I will lay with him just until he falls asleep and then I will leave. I will be careful not to put my weight on the creaky spot in his doorway or he’ll wake up and the dishes will go undone, and tomorrow’s school lunches will be unmade. Sometimes I fall asleep with him and we sleep heavily, shoved together like cell mates in a crowded prison on his bottom bunk.
It’s habit now to stay after he’s read his book to me and the lights are out. The house is quiet and dark and I am tired at day’s end. I can’t refuse the minutes off my feet and his measured breath is hypnotic and it keeps me here. I remember listening for it from the doorway when he was a baby and I wanted to make sure he hadn’t left us in the night. Does this worry ever cease? I could have used some warning. I’m exhausted by the worry sometimes but it’s a part of me now, inscribed in my flesh like a fingerprint.

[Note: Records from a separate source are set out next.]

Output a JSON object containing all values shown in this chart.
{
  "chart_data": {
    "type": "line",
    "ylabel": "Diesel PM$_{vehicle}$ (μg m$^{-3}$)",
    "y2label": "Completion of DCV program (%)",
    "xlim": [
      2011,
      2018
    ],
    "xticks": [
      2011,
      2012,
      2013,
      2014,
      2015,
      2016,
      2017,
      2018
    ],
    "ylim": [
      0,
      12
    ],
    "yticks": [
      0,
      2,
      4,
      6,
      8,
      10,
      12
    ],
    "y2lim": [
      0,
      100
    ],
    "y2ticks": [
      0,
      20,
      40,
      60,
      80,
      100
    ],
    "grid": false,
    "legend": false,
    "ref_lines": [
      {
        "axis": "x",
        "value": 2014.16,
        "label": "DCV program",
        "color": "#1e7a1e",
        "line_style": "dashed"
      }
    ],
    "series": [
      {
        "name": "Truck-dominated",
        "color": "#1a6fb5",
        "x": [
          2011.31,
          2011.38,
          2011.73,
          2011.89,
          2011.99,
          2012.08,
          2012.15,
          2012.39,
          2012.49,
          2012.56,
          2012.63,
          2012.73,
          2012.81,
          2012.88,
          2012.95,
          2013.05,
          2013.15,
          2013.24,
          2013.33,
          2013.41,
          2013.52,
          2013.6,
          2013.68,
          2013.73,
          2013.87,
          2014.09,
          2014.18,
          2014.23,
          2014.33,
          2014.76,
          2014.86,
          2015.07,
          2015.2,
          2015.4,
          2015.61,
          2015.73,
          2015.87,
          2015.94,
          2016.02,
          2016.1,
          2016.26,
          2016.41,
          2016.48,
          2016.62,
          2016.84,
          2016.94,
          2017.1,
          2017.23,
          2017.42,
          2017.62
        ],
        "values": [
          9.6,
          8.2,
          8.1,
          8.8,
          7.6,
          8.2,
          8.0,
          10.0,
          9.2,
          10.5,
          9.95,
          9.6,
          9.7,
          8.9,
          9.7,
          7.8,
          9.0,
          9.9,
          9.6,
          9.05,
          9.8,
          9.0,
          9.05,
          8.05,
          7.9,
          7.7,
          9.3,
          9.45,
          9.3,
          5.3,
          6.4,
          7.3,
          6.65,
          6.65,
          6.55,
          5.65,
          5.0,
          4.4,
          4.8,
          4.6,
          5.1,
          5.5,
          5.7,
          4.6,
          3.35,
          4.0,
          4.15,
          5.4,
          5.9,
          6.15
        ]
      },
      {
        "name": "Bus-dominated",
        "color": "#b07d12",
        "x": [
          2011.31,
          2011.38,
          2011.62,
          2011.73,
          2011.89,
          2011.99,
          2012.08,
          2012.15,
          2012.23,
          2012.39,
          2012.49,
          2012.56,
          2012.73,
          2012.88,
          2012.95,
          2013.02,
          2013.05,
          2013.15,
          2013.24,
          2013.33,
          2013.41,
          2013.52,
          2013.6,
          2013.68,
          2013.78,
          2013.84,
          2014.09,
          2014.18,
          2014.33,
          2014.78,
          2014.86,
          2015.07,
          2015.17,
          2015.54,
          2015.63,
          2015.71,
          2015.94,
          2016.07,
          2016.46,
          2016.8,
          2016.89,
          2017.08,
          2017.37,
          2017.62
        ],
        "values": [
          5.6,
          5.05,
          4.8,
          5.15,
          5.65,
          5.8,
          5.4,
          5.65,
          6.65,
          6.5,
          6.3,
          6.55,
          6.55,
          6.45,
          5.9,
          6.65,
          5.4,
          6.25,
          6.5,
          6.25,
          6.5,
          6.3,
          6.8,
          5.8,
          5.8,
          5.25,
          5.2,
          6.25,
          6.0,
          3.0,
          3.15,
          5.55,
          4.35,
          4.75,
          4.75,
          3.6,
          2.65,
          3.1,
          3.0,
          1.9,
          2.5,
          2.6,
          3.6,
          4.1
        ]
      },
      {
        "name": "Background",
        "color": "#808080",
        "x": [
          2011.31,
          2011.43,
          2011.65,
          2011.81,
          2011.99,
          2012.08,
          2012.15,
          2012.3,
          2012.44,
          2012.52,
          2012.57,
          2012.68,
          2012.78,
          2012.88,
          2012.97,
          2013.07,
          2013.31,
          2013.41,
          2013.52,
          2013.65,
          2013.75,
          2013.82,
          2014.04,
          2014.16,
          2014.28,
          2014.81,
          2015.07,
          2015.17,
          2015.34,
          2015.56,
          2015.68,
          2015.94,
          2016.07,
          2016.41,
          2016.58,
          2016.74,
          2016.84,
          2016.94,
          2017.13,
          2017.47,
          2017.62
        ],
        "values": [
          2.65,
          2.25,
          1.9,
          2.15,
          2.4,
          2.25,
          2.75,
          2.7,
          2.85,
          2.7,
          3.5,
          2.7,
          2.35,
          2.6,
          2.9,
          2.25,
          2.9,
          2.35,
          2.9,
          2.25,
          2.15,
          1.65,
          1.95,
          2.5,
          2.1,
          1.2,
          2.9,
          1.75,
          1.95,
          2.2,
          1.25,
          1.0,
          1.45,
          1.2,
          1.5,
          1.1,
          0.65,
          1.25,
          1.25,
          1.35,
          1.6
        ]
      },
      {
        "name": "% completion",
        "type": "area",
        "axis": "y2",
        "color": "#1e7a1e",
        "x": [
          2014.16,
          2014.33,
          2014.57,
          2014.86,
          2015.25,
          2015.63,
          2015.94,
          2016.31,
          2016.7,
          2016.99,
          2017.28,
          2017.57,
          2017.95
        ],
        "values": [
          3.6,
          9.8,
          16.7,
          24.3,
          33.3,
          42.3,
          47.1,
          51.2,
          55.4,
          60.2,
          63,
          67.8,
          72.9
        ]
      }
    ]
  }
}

He doesn’t seem to care for me very much lately. Not in any cruel sense; rather that the need to create his own space has superseded my desire for sharing stories. So, curled together under a heavy blanket may be all the time I get for a while.
People say your children will leave, but that they eventually “come back to you.” That they pull away and return, only to pull away and return. I don’t like either of those options. The pull stretches my already strained heart, and being one to hold a grudge, I sometimes warm slowly to the coming back. Why must they go, ever? They’re young so I still get the “where” and the “what,” but I miss the “why.” I used to know all of the why’s. I used to be consulted for answers to those questions.
I now see a closed bedroom door where I once had a toddler wrapped around my leg. There is a “please stop asking me questions” when I finally got accustomed to answering countless ones.
Maybe I will let myself fall asleep here in this bunk tonight. It’s already warm with the heat from his small body and tomorrow he will turn from my kisses.